El hecho de que fuese periodista de televisión no podía ser más adecuado. La mayoría de ellos son bastante listos, en el sentido de que tienen rapidez mental y van directos a lo que importa. En televisión no puedes andarte con dilaciones. Un tipo que decide recibir un trasplante de mano no vacila, ¿verdad?
En fin, se llamaba Patrick Wallingford y, sin sombra de titubeo, habría trocado su fama por una nueva mano izquierda. Cuando ocurrió el accidente, Patrick estaba promocionándose en el mundo del periodismo televisivo. Había trabajado para dos de las tres cadenas principales, y se quejaba una y otra vez de la mala influencia que tenían los índices de audiencia sobre los noticiarios. ¿Cuántas veces había sucedido que algún director ejecutivo, más familiarizado con el lavabo de caballeros que con la sala de realización, tomaba una «decisión de marketing» que hacía peligrar una noticia? (Wallingford opinaba que los ejecutivos de los noticiarios se habían rendido por completo a los expertos en marketing.)
Para decirlo claramente, Patrick creía que las expectativas financieras que tenían las cadenas con respecto a sus nuevos departamentos estaban matando a los noticiarios. ¿Por qué se esperaba que éstos fuesen tan rentables como los programas llamados de diversión? ¿Por qué se presionaba a un departamento de informativos aunque sólo fuese para obtener beneficios? Las noticias no eran lo que ocurría en Hollywood; las noticias no eran las Series Mundiales ni la Super Bowl. Las noticias (y Wallingford se refería a las auténticas noticias, es decir, los reportajes en profundidad) no deberían competir por los índices de audiencia con las comedias o las telenovelas.
En noviembre de 1989, cuando cayó el Muro de Berlín, Patrick Wallingford trabajaba todavía para una de las grandes cadenas. Le entusiasmaba hallarse en Alemania con ocasión de semejante acontecimiento histórico, pero le recortaban continuamente los reportajes que enviaba desde Berlín, a veces hasta la mitad de la duración que él creía que merecían. Un director ejecutivo le dijo en la sala de redacción de Nueva York: «Ninguna noticia en la categoría de política exterior vale una mierda».
Cuando las corresponsalías de esa misma cadena en el extranjero empezaron a cerrar, Patrick siguió los pasos de otros periodistas de televisión y se incorporó a una cadena que sólo se ocupaba de noticias.

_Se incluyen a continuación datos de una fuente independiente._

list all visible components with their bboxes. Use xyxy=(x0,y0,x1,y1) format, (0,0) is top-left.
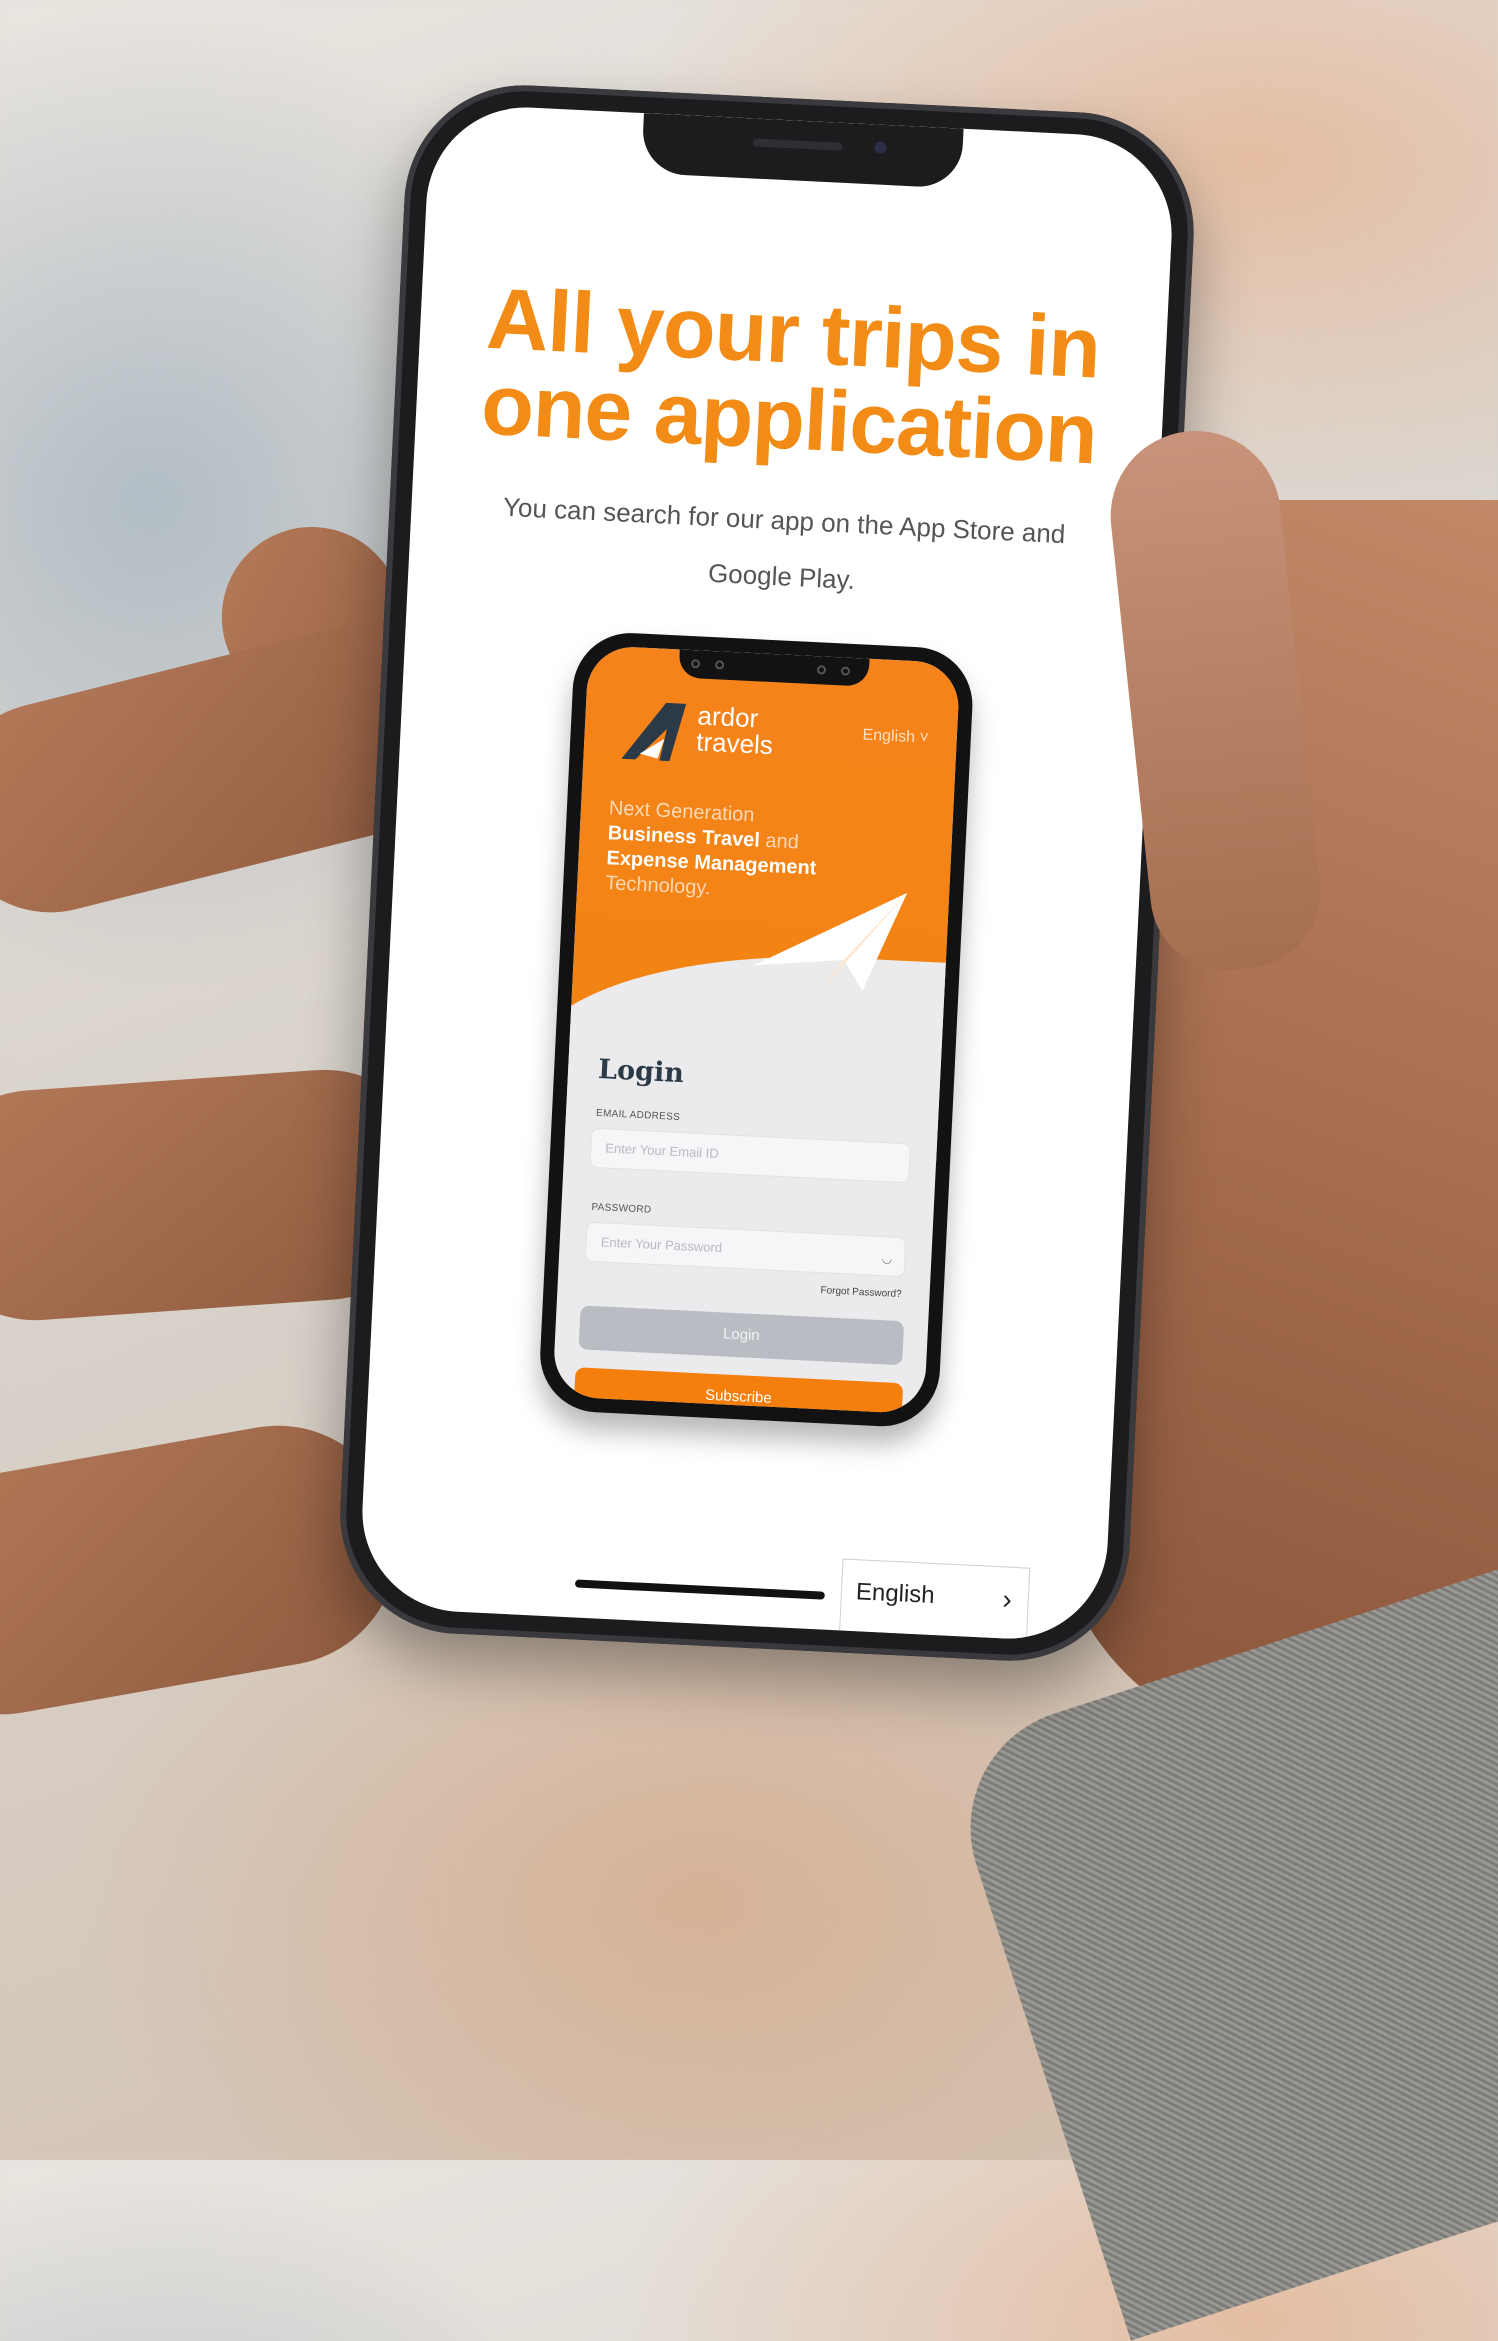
sweater-sleeve xyxy=(939,1559,1498,2341)
brand-name: ardor travels xyxy=(695,700,774,761)
app-preview-screen: ardor travels English ˅ Next Generation … xyxy=(552,645,961,1415)
page-headline: All your trips in one application xyxy=(454,271,1128,483)
forgot-password-link[interactable]: Forgot Password? xyxy=(820,1285,902,1300)
language-selector[interactable]: English › xyxy=(839,1558,1031,1640)
front-camera xyxy=(874,141,887,154)
login-button[interactable]: Login xyxy=(578,1305,905,1366)
password-label: PASSWORD xyxy=(591,1201,652,1216)
app-language-dropdown[interactable]: English ˅ xyxy=(862,727,929,748)
phone-device: All your trips in one application You ca… xyxy=(334,79,1200,1667)
paper-plane-icon xyxy=(753,892,908,991)
login-heading: Login xyxy=(597,1054,685,1090)
eye-icon[interactable]: ◡ xyxy=(882,1251,893,1265)
chevron-right-icon: › xyxy=(1001,1583,1013,1615)
language-label: English xyxy=(855,1578,936,1610)
photo-scene: All your trips in one application You ca… xyxy=(0,0,1498,2341)
phone-notch xyxy=(641,113,964,189)
ardor-logo-icon xyxy=(621,702,687,762)
page-subtext: You can search for our app on the App St… xyxy=(497,479,1068,619)
speaker-grille xyxy=(752,138,843,151)
subscribe-button[interactable]: Subscribe xyxy=(573,1367,904,1415)
subtext-line-2: Google Play. xyxy=(707,557,856,595)
phone-screen: All your trips in one application You ca… xyxy=(357,102,1177,1644)
home-indicator xyxy=(574,1579,825,1600)
app-preview-image: ardor travels English ˅ Next Generation … xyxy=(537,630,976,1429)
subtext-line-1: You can search for our app on the App St… xyxy=(502,491,1067,550)
password-field[interactable]: Enter Your Password ◡ xyxy=(584,1221,907,1278)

No era una cadena muy buena, pero por lo menos era un canal que emitía noticias internacionales durante las veinticuatro horas del día.
¿Era Wallingford lo bastante ingenuo para creer que una cadena especializada en noticias no tendría en cuenta sus índices de audiencia? Lo cierto era que el canal internacional concedía demasiada importancia a los índices, actualizados minuto a minuto, capaces de señalar cuándo aumentaba o disminuía la atención de los telespectadores.
No obstante, sus colegas en los medios de comunicación se mostraban de acuerdo, con ciertas reservas, en que Wallingford parecía destinado a ser presentador. Su apostura era indiscutible, tenía unas facciones bien marcadas, perfectas para la televisión, y había adquirido la experiencia indispensable como reportero. Curiosamente, la hostilidad de la esposa de Wallingford figuraba entre los principales costes de esa experiencia adquirida.